Ich ziehe meine Hand zurück und betrachte den Tisch aufs Neue. Aber sobald ich die Hand vom kühlen, glatten Material genommen habe, konzentriert sich meine Wahrnehmung wieder auf die verschiedenen Maserungen. Mit den Augen spüre ich ihre Lebendigkeit.


Vor Noës innerem Auge entstand das Bild eines Tisches, mit Maserung und mit einem Riss. Einem Riss, der nicht spürbar war. Es war der Tisch im Café Meetingpoint. Sie hatte ihn gestern ganz genau betrachtet.

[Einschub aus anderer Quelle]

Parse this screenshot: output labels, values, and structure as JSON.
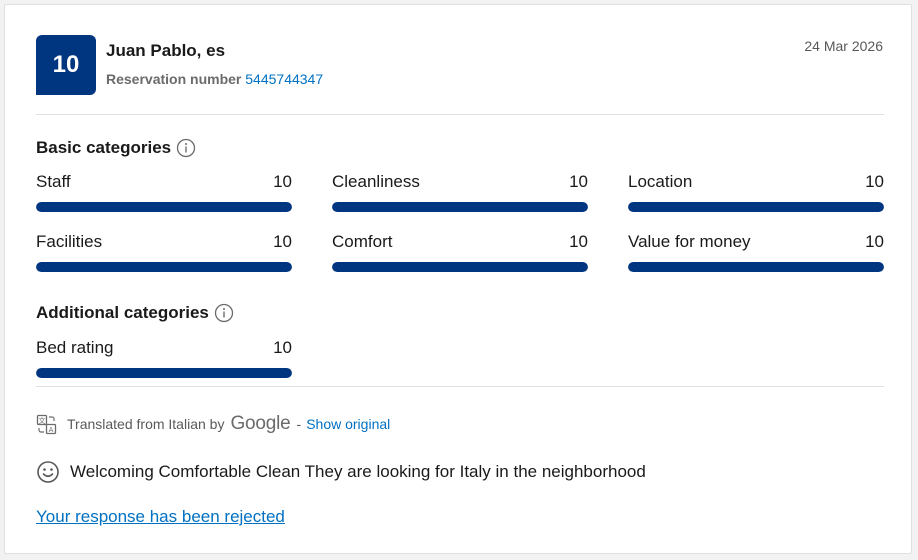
{
  "review": {
    "score": "10",
    "reviewer_name": "Juan Pablo, es",
    "reservation_label": "Reservation number",
    "reservation_number": "5445744347",
    "date": "24 Mar 2026"
  },
  "basic": {
    "title": "Basic categories",
    "items": [
      {
        "label": "Staff",
        "score": "10",
        "fraction": 1.0
      },
      {
        "label": "Cleanliness",
        "score": "10",
        "fraction": 1.0
      },
      {
        "label": "Location",
        "score": "10",
        "fraction": 1.0
      },
      {
        "label": "Facilities",
        "score": "10",
        "fraction": 1.0
      },
      {
        "label": "Comfort",
        "score": "10",
        "fraction": 1.0
      },
      {
        "label": "Value for money",
        "score": "10",
        "fraction": 1.0
      }
    ]
  },
  "additional": {
    "title": "Additional categories",
    "items": [
      {
        "label": "Bed rating",
        "score": "10",
        "fraction": 1.0
      }
    ]
  },
  "translation": {
    "text": "Translated from Italian by",
    "provider": "Google",
    "separator": "-",
    "show_original": "Show original"
  },
  "review_text": "Welcoming Comfortable Clean They are looking for Italy in the neighborhood",
  "response_link": "Your response has been rejected",
  "colors": {
    "brand": "#003580",
    "link": "#0071c2"
  },
  "icons": {
    "info": "info-icon",
    "translate": "translate-icon",
    "smile": "smile-icon"
  }
}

Sie hatte versucht, ihn zu erfühlen. Und es war ihr nicht gelungen. Und Luis hatte den Riss auch nicht gespürt.

Das „ich“ im Tisch-Text berichtete von etwas ähnlichem. Es erfühlte einen Tisch, der sich nicht so anfühlte, wie das „ich“ angenommen hatte. Der Tisch fühlte sich künstlich an. Aber wenn das „ich“ den Tisch wieder losliess, ihn nur mit den Augen betrachtete, dann wurde er wieder lebendig. Ein ganzes Universum steckte in ihm. Noë beschloss, künftig die Dinge genauer anzuschauen, sich vorzustellen, wie die Dinge sein könnten, statt sich nur darauf zu verlassen, dass alles so war, wie es war.